キライーヤの身体のまわりに、オーラのようなものが見えた。黒に近い紫色で炎みたいに激しく燃え盛っている。オーラといえば、『プラチナドリーミングス』でトップアイドル達の持つ雰囲気が具現化したものだが、そうとは違って少年マンガっぽいやつだった。彼の周囲で砂ぼこりが巻き上がっている。まるで覚醒、パワーアップのときようだ。
相手がこぶしを構える。その瞬間、キャメルンの声が耳に入ってきた。
「まずいキャル‼ 当たったらおしまいキャルよ!」
向こうの攻撃速度は今までと変わらずで、視認することができた。左側にジャンプしてよける。キライーヤのこぶしは大地にめり込んだ。
歩道を形作るブロックが石ころのように細かく砕け、宙に浮かび上がる。歩道だけでなく車道のアスファルトにも亀裂が走って、その下の土ところどころが隆起したり陥没したりする。
激しい震動で、私は尻餅をついた。声の聞こえたほうに目をやる。キャメルンは空中だから直接に揺れの影響は受けないが、駅舎から屋根、ベンチ、屋台まであらゆるものが揺らぎ崩壊していく中で慌てている。
キライーヤのまわり二、三〇メートルほどの範囲は茶色い地面が露出し、ひび割れてでこぼこになっている。

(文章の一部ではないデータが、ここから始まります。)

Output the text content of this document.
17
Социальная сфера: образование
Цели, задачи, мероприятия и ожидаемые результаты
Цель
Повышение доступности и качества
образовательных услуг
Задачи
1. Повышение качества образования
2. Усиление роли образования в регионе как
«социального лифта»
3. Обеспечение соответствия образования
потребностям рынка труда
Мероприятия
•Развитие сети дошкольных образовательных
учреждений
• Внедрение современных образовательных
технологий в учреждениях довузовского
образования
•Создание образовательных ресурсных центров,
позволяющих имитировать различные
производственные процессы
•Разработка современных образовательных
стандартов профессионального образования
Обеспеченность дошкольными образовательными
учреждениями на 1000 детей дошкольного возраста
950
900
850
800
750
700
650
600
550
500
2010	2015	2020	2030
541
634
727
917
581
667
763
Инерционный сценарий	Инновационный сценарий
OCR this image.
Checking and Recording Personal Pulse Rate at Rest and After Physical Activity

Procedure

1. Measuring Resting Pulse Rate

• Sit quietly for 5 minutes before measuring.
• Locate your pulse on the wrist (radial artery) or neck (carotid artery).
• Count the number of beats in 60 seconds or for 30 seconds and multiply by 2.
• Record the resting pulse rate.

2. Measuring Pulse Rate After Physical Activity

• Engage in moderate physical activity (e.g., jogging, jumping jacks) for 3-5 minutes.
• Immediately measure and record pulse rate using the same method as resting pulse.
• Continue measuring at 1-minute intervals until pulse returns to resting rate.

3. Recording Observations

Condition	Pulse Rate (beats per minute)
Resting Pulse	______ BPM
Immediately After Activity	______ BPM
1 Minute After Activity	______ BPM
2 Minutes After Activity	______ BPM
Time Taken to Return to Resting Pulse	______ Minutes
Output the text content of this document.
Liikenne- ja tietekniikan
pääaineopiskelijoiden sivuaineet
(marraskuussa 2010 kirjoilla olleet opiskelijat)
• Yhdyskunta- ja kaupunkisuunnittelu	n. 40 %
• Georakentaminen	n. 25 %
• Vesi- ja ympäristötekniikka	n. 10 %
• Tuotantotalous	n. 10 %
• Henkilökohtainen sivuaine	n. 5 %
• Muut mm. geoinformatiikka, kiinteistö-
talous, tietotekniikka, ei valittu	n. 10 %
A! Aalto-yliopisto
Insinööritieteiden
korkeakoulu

フェンスの倒れた先にまで及び、砂利の上でレールも破損してクリップやホッチキスの針のように散乱している。駅舎は半壊で、広場に面したエスカレーターと階段は崩れ落ち、切られた断面みたいだった。
なんて威力だ。愕然とした。
キャメルンが声をかける。場所がなくて隠れるのは諦めたようだ。
「一発でも受けたらヤバいキャル。プリンセスタの力があっても耐えきれないキャルよ」
彼に説明されるまでもなかった。キライーヤは前屈み気味にこちらへと歩いてくる。その足取りはおぼつかない。
確認しておきたいことがある。キャメルンに早口で質問した。
「あいつの星の力、今どうなってる?」
「どうって、すごい量キャル」
「身体の中も?」
「キャル⁉」
キャメルンは目を細めてキライーヤをながめる。
「驚きキャル。身体にはほとんど空っぽで残ってないキャル。立っているのも不思議なくらいキャル」
確実に相手も体力の限界を迎えている。彼に感情が備わっているのか不明だが、なおも気合いで動き続けているように思えた。
追い詰められることで攻撃力が上がるのか。にしても、どうする。
キライーヤと一直線に向かい合う。ダークパープルのオーラをまとい、こちらに相手はゆっくりと近づいてきていた。